I am old school, and found early that Khaki pants and a oxford cloth button down works for me. I practiced law for 20+ years, and now I teach high school. I have a closet full of suit and I still wear these for church services and PTA meetings. But most of the time I am in trousers, button down shirt and a bow tie. I can get away with it for I am 52 years old. I have worn this since I was in college. I may not be the height of fashion, but I have found that fashion changes as do fads, but style stays the same. Good quality, freshly pressed clothing, shoes shined, a good hair cut and you are ready to go. Watch the accessories, don't over do it. A good watch, a class ring or signet ring, but nothing else that will show. You can always wear a small religious emblem around your neck, but that is not for show. That is about it. You can eventually have a nice alligator belt, a good wallet, a nice brief case.

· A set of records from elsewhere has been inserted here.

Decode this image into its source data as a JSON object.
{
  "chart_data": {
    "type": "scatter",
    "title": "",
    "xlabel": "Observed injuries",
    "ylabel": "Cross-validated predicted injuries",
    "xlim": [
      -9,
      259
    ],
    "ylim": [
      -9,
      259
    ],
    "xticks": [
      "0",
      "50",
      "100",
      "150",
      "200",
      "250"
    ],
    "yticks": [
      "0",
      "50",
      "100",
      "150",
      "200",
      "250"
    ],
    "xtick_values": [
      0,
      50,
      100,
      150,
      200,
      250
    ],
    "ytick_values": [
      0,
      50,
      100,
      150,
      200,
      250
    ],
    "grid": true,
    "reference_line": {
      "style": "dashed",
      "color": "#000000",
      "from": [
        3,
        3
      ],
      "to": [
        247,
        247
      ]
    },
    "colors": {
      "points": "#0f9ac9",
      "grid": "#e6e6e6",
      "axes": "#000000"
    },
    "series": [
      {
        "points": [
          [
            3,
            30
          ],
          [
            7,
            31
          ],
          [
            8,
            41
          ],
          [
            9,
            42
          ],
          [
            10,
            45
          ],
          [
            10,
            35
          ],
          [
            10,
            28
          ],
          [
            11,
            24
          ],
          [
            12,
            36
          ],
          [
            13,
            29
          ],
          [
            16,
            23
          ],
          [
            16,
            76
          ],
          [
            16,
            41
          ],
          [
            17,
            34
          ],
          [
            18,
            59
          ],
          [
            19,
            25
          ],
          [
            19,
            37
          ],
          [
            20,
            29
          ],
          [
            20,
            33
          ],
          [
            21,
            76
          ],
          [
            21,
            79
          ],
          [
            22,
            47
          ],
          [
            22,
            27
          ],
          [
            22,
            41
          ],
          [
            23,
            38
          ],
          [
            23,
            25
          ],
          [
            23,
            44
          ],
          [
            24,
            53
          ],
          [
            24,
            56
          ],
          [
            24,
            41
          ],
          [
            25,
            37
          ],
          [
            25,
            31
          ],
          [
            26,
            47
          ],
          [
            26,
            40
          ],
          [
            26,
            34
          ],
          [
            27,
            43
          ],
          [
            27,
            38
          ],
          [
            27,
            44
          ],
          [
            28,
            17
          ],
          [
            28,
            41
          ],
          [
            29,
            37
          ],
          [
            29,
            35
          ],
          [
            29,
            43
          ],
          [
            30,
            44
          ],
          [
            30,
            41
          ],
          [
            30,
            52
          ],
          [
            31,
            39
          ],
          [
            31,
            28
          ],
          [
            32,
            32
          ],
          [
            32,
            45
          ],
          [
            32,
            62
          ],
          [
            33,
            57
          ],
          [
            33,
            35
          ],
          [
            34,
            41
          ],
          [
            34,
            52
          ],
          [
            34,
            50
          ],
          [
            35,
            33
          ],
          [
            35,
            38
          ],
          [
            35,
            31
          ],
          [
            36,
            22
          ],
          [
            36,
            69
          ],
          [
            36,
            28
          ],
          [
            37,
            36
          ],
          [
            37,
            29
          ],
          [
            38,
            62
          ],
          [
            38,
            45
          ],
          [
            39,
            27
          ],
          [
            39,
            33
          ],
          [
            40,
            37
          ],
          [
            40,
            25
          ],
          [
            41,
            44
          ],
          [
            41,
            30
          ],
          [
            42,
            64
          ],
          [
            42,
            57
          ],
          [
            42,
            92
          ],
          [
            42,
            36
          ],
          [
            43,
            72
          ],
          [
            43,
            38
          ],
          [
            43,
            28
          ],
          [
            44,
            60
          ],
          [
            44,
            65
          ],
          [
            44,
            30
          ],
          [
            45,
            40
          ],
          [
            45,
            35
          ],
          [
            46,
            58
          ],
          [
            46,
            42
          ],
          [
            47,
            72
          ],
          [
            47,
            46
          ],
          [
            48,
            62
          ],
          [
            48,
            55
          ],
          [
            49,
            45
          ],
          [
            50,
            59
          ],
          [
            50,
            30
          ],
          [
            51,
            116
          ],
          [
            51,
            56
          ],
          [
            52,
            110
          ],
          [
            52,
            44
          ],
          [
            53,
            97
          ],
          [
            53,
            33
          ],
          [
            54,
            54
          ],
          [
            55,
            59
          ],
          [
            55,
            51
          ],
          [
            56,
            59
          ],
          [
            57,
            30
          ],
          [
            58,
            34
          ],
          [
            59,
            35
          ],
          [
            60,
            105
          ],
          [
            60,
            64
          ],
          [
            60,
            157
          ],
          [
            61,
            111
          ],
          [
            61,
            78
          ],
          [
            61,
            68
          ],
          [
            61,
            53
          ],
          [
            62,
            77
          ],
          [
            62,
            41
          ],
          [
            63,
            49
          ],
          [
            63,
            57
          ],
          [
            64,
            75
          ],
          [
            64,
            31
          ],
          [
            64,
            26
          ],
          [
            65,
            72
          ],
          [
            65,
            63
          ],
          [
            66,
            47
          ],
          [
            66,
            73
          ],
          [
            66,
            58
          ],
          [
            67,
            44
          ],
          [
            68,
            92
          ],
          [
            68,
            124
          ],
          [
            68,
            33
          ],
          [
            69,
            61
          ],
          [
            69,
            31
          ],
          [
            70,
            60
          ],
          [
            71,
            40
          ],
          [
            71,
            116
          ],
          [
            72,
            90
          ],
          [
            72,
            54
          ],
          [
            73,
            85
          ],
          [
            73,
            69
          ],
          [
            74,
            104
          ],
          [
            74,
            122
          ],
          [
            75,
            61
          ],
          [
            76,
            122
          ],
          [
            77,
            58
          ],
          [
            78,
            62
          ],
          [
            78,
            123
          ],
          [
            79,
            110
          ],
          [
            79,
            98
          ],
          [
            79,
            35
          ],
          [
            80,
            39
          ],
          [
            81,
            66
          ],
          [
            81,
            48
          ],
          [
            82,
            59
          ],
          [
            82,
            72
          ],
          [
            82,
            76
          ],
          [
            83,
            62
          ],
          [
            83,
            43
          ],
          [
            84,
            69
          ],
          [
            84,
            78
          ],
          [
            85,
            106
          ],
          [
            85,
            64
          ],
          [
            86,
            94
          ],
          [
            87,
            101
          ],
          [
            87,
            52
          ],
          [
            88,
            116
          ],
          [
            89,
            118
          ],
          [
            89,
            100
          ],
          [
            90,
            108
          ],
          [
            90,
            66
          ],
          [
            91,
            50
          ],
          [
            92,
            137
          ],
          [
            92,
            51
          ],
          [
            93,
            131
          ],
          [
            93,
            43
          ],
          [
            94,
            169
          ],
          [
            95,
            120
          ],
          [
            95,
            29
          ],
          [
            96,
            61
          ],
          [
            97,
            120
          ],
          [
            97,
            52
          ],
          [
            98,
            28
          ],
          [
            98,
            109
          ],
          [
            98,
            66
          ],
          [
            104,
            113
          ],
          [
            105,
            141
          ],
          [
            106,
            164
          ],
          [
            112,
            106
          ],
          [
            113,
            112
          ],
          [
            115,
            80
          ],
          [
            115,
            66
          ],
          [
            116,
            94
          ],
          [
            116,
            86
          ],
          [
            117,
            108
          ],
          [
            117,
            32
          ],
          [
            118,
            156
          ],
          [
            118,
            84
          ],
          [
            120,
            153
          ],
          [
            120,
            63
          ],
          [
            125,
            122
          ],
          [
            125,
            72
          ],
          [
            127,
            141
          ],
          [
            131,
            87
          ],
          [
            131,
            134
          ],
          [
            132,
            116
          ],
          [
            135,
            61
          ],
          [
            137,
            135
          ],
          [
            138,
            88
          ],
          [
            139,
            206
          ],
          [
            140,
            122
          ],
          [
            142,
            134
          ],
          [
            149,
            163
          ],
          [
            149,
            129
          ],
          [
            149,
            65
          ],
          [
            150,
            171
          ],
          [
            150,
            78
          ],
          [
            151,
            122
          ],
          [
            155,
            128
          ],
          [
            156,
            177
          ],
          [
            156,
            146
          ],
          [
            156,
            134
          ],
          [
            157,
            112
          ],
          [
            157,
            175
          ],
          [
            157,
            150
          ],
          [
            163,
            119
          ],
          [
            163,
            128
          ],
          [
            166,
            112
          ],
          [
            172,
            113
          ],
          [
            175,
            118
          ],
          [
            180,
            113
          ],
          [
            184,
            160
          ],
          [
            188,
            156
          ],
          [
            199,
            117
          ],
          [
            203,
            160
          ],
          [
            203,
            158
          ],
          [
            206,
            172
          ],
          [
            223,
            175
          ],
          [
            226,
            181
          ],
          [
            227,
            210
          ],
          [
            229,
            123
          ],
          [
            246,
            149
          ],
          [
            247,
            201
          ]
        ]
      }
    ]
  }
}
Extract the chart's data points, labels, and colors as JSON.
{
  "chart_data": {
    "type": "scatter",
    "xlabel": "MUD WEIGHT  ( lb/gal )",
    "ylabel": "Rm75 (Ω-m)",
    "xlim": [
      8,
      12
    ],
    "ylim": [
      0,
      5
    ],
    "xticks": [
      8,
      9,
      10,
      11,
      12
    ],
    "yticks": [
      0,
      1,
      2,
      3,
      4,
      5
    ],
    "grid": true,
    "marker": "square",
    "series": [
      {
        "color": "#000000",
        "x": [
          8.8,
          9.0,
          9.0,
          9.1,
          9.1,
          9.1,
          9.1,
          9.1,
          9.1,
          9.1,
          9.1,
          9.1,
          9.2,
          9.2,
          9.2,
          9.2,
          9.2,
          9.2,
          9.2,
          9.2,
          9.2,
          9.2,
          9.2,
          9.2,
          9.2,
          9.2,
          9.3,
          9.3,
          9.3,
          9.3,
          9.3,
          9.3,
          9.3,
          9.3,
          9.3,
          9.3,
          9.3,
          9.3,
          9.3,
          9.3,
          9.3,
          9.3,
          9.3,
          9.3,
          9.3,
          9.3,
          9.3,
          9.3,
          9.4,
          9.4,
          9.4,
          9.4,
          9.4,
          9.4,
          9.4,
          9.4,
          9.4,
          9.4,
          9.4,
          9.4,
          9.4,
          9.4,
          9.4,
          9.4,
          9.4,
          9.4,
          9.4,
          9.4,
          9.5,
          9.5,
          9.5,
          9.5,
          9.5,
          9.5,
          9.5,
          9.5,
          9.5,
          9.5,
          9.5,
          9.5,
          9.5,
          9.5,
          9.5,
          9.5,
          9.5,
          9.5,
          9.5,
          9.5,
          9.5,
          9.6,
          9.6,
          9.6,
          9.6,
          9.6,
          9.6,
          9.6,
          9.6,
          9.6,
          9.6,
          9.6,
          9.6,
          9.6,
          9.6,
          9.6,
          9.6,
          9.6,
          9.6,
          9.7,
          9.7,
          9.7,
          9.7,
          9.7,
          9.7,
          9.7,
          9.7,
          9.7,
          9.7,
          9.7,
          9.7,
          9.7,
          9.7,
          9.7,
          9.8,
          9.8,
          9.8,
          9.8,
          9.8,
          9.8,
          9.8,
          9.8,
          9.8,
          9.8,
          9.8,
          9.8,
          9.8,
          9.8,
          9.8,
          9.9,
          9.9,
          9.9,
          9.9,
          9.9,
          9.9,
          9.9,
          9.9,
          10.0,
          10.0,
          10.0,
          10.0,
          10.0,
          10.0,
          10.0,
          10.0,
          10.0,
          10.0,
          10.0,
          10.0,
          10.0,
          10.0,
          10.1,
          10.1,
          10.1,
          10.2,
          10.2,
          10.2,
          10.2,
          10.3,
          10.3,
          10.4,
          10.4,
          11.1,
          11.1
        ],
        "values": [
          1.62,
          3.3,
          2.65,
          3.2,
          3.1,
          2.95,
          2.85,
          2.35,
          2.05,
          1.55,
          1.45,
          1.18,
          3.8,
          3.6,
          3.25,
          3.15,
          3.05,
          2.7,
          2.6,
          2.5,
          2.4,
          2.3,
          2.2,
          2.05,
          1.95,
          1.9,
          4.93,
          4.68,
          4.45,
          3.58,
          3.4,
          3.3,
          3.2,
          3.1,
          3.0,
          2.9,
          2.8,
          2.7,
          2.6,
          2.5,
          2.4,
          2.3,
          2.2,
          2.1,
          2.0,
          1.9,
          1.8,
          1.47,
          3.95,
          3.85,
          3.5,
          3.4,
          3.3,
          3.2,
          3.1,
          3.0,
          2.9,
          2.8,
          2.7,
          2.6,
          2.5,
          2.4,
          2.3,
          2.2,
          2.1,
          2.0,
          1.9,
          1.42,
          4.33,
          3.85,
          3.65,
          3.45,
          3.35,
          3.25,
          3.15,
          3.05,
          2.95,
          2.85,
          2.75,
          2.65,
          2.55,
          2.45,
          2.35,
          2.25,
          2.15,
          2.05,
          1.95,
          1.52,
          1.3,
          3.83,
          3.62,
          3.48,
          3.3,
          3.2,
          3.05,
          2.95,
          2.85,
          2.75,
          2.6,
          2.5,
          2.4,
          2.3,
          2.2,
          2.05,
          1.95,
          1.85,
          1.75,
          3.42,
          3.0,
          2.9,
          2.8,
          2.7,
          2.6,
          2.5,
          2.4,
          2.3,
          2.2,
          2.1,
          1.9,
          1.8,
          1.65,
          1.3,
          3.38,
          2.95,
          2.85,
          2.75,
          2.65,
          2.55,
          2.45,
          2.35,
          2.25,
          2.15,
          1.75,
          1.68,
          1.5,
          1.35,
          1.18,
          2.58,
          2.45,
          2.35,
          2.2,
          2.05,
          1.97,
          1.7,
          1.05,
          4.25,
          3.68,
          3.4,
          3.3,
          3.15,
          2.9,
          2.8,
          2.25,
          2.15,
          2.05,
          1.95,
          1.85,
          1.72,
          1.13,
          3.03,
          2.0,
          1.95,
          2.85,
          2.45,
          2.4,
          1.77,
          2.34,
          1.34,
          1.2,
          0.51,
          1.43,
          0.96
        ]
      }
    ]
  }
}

I highly recommend you always carry a nice all cotton handkerchief. But only get these when you have the need. Again, consider the profession. If you are an entertainer all of the rule may go out the window. This worked for me as a lawyer and now a a teacher. I do agree with a prior post, don't mimic your teachers, unless they are well established.
With all of this being said, I still wear a coat and tie when I fly, go to a wedding, funeral or other celebration. I always have a handkerchief and a shine on my shoes. These were things my father taught me and I never go out of the house without a handkerchief. This is my style, I do not dress exactly like my dad, but I still remember the basics. He was a contractor and I was a lawyer. I took the basics and built upon it. Good luck, now is the time to experiment. Find you style and it will look good on you.
all my best-
I read the crap out of GQ and Esquire.
Hard hat, safety glasses, t-shirt or flannel shirt depending on season, Carhartt dungarees, Red Wing steeltoes. This is how a man dresses. Nevermind all that frippery the white-collar crowd indulges in. Ties represent a safety hazard.
Don't sweat the grease, blood, and sweat stains. These happen when you work for a living.
A man dresses for the occasion. You would be as out of place dressed that way in my office as I would be were I to show up at your workplace in an $8000 suit.
Don't stress over a tie being a safety hazard. You can wear one when you don't have to bleed, sweat or get greasy for a living.
I will admit ties are handy for wiping your mouth after a meal, or quickly wrapping a cut appendage. If only they weren't worn around the neck...
Relax, I jest.
Truly, I was only intending to poke fun at the notion that one must dress in nice clothing if one is a gentleman. The clothes don't make the man. Being a gentleman is a state of mind, or a frame of reference.
Clothing may make a statement of gentlemanliness(if such can be said to be a word), but my grandpa taught me that actions speak far louder than statements of any sort. Poseurs are inevitably exposed for what they are.
In all seriousness to the intent of the OP, just be yourself, define your own image, and let the social chips fall where they may.
But, I thought the necktie was a talisman that made the wearer nearly invincible!